“Kapan mancing lagi nih, sembilan hari di sini baru sekali mancing loh?” Bagus bertanya kepada Eka.
Eka saat itu nampak telah bersiap-siap lari-lari. Selama ada waktu luang, ia memilih untuk berlari berkeliling desa. Baru sekali ia membawa alat pancingnya mencoba mendapatkan ikan di sungai.
Eka menjawab pertanyaan Bagus, “Kamu sama bapak-bapak dan mas-mas lagi saja,” dan menambahkan kalimatnya saat melihat Bagus akan angkat bicara lagi, “Alat pancingku boleh saja kau bawa buat dicoba pakai bapak-bapak atau mas-mas itu.”
Bagus merespon, “Oke deh kalau gitu.”
Setelah itu, Eka memulai aktivitas larinya seraya berpamitan pada Bagus, “Aku pergi, Gus.”
Eka tentu memberi kabar teman yang ada di posko tiap ia akan berlari menyusuri kampung. Namun ia sama sekali tak pernah memberitahu rincian ke mana rute dan tujuannya. Memang sampai hari ini Eka memilih berlari tanpa rencana jalur lintasan yang pasti, ia spontan saja menuruti keinginan kaki.
Namun, hari ini merupakan hari yang berbeda. Ia telah menetapkan, ia akan memeriksa akan terhubung ke mana jalan yang pernah dilewati mobil mewah yang ia saksikan bersama teman-temannya tempo hari.
(***)
Eka membatin, Aku sudah melihatnya. Aku bisa memastikan kalau yang kulihat barusan adalah rumah paling mewah di desa ini. Kaki Eka mengambil langkah seribu, bergerak lebih cepat dibandingkan dengan kecepatan lari yang biasa ia lakukan. Menjauhi rumah yang baru ia saksikan, melewati jalan satu-satunya yang menjadi akses rumah tersebut.
Eka berlari, sementara di saat bersamaan otaknya juga terus berasumsi. Berbagai hal sabur limbur di kepala Eka.
Eka menduga mungkin dugaan John benar, bahwa mobil tempo hari memang milik pejabat, dan rumah itu juga rumah milik pejabat, serta dugaan mengapa jalanan di desa yang jauh dari hiruk pikuk ini begitu mulus.

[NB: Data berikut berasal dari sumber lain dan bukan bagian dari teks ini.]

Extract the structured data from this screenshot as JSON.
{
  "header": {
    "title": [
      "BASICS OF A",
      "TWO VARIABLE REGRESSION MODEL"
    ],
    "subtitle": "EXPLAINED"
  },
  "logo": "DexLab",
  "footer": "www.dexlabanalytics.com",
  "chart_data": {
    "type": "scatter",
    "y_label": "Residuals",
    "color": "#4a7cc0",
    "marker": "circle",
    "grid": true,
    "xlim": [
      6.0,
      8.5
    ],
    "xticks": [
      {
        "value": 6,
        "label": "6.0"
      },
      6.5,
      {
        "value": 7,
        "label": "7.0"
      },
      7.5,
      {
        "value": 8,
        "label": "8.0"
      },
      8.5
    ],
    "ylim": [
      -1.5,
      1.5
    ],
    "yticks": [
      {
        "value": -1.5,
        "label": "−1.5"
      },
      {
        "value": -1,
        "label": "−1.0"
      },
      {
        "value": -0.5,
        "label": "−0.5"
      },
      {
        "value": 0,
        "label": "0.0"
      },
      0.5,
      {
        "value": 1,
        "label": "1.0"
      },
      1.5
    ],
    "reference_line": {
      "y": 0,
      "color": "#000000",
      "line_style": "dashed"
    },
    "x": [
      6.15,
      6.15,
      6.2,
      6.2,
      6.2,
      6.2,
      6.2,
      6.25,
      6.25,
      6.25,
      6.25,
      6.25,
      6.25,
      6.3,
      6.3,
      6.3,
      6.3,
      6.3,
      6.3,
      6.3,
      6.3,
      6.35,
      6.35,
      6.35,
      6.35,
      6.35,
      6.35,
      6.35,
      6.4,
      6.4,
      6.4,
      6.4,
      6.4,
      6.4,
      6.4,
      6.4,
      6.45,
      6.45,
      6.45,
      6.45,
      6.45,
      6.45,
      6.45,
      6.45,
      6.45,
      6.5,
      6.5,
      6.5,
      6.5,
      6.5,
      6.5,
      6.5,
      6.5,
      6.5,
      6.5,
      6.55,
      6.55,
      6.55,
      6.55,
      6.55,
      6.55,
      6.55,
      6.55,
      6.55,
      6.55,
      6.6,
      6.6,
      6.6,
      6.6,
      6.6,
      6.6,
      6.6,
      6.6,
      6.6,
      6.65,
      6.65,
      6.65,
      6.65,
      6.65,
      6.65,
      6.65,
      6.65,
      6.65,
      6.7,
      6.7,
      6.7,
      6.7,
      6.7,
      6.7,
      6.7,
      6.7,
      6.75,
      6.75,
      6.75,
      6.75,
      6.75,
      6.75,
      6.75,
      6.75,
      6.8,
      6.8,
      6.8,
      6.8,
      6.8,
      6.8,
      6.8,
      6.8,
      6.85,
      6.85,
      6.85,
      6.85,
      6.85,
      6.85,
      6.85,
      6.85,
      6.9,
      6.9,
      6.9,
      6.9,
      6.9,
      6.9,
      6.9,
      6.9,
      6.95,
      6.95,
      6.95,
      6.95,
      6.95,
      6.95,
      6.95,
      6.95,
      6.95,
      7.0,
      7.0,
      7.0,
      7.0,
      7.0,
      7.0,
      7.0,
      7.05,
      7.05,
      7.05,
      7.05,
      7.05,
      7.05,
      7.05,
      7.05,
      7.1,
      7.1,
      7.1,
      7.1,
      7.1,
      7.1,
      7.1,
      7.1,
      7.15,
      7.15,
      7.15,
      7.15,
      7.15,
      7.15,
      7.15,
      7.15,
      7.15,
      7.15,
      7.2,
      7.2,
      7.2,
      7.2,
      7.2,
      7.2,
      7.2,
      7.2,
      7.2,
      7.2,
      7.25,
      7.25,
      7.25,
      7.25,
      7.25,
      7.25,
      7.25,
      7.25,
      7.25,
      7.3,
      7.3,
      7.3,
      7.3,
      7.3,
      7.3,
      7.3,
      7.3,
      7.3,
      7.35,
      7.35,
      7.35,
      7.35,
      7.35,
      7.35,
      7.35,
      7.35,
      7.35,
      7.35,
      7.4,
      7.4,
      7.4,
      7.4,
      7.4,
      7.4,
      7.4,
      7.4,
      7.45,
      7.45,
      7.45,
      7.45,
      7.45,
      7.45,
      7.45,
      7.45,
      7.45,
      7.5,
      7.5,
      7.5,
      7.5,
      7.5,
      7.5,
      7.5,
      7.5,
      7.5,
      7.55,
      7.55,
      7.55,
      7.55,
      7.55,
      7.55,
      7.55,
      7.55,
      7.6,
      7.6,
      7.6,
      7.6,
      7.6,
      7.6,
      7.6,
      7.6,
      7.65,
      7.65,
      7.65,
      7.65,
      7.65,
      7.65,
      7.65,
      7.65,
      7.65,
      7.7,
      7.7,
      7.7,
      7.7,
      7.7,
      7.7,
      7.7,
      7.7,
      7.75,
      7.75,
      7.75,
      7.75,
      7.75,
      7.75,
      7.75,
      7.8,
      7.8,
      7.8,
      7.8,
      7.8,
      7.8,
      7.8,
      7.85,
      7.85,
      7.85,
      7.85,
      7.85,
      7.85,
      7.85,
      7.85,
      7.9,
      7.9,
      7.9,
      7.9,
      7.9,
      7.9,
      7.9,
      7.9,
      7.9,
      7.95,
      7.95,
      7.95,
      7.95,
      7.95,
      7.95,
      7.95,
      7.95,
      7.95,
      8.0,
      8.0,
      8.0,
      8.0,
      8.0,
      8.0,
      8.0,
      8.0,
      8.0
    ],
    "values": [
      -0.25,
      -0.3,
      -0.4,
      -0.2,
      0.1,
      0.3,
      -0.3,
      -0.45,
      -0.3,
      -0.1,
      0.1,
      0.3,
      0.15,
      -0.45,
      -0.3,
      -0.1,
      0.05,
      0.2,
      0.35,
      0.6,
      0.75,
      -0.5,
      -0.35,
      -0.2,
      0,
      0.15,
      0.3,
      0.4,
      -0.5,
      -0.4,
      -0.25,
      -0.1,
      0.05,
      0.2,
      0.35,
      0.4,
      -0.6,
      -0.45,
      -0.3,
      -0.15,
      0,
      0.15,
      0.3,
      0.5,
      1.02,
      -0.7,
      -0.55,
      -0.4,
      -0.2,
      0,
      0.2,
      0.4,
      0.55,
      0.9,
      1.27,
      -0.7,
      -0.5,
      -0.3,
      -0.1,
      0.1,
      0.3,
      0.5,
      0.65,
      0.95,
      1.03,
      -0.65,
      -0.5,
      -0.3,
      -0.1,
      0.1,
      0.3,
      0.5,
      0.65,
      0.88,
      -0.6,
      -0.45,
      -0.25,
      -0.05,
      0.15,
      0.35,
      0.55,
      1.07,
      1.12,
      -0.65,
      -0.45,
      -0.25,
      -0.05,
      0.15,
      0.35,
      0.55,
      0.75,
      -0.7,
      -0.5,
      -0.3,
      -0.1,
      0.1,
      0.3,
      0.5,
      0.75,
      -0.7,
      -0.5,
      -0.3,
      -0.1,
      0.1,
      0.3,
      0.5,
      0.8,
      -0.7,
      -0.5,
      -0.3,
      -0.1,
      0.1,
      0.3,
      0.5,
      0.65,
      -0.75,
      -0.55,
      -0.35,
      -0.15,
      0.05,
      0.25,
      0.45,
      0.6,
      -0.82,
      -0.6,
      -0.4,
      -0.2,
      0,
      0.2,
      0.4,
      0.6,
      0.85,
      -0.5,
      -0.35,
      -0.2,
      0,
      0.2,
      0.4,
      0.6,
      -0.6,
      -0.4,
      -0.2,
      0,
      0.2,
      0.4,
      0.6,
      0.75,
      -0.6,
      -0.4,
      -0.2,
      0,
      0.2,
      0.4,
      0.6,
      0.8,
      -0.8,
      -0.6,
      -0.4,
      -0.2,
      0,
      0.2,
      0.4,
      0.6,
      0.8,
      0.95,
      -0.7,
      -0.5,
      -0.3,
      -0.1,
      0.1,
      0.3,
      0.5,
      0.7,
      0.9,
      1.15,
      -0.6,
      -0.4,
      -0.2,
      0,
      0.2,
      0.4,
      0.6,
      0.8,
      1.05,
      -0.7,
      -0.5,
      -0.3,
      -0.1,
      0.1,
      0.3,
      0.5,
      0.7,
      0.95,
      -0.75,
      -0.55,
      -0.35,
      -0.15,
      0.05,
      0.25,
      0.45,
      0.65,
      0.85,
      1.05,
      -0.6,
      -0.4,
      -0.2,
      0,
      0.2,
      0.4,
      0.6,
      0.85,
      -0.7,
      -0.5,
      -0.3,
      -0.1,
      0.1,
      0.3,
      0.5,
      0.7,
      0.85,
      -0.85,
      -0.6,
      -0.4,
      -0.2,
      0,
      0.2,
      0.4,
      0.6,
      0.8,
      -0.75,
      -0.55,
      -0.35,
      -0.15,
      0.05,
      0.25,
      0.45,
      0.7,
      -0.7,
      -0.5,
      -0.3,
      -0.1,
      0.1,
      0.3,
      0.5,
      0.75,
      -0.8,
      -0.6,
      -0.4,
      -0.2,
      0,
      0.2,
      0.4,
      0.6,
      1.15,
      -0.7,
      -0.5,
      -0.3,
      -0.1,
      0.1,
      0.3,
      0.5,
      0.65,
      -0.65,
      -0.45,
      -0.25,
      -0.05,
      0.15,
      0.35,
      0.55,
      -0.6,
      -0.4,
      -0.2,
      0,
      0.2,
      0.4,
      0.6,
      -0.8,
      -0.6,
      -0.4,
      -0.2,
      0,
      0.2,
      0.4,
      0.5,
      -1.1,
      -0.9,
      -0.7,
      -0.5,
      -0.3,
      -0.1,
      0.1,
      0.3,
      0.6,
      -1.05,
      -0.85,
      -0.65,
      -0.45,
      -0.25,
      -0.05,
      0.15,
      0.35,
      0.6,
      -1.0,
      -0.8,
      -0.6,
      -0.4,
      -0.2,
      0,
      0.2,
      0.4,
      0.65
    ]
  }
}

Ia membatin, Tak terlihat mobil mewah tempo hari, namun ada dua mobil lain terparkir di situ.
Dalam pikirannya, Eka juga bertanya kenapa waktu orientasi KKN dan penyambutan dari pamomong desa, tak ada penjelasan mengenai rumah itu. Ia menjadi bertanya-tanya, seandainya itu benar aset seorang pejabat, siapakah pejabat pemiliknya?
Eka juga membayangkan, bila itu memang rumah pejabat, mungkin rumah itu menjadi tempat terjadinya deal kongkalikong bisnis. Bisa juga rumah itu jadi tempat berlangsungnya pembahasan rencana langkah strategis, taktis, dan logis untuk galatama adikara –yang mungkin demi politik rencana itu bisa mengorbankan khayalak umum.
Ingatan tentang hal lain yang menonjol yang Eka lihat di rumah itu juga masih tergambar jelas di kepalanya. Dari balik jeruji, matanya menatap suatu ukiran kayu yang besar. Eka menaksir ukurannya sekitar dua kali dua meter. Dari kejauhan, Eka menaksir, Kelihatannya yang paling jelas ada obyek lingkaran, kemudian mungkin ada jamur atau bonsai atau pohon, dan ular atau naga di ukiran itu.
Selain itu, otak Eka juga berpikir tentang pelariannya ini, Entah ... aku merasa lari ini berbeda dengan lari saat pelajaran olahraga untuk dinilai atau saat lomba seperti 17 Agustusan, aku bukan mahasiswa aktivis, tapi aku merasa mungkin seperti inilah rasanya mahasiswa aktivis saat dikejar pihak yang akan menangkap mereka.
Di kampus, Eka memang tidak tertarik ikut pergerakan sosial. Namun ia juga bukan mahasiswa kuliah-pulang kuliah-pulang. Ia lebih sering menghabiskan waktunya di perpustakaan atau di laboratorium membaca berbagai macam literasi.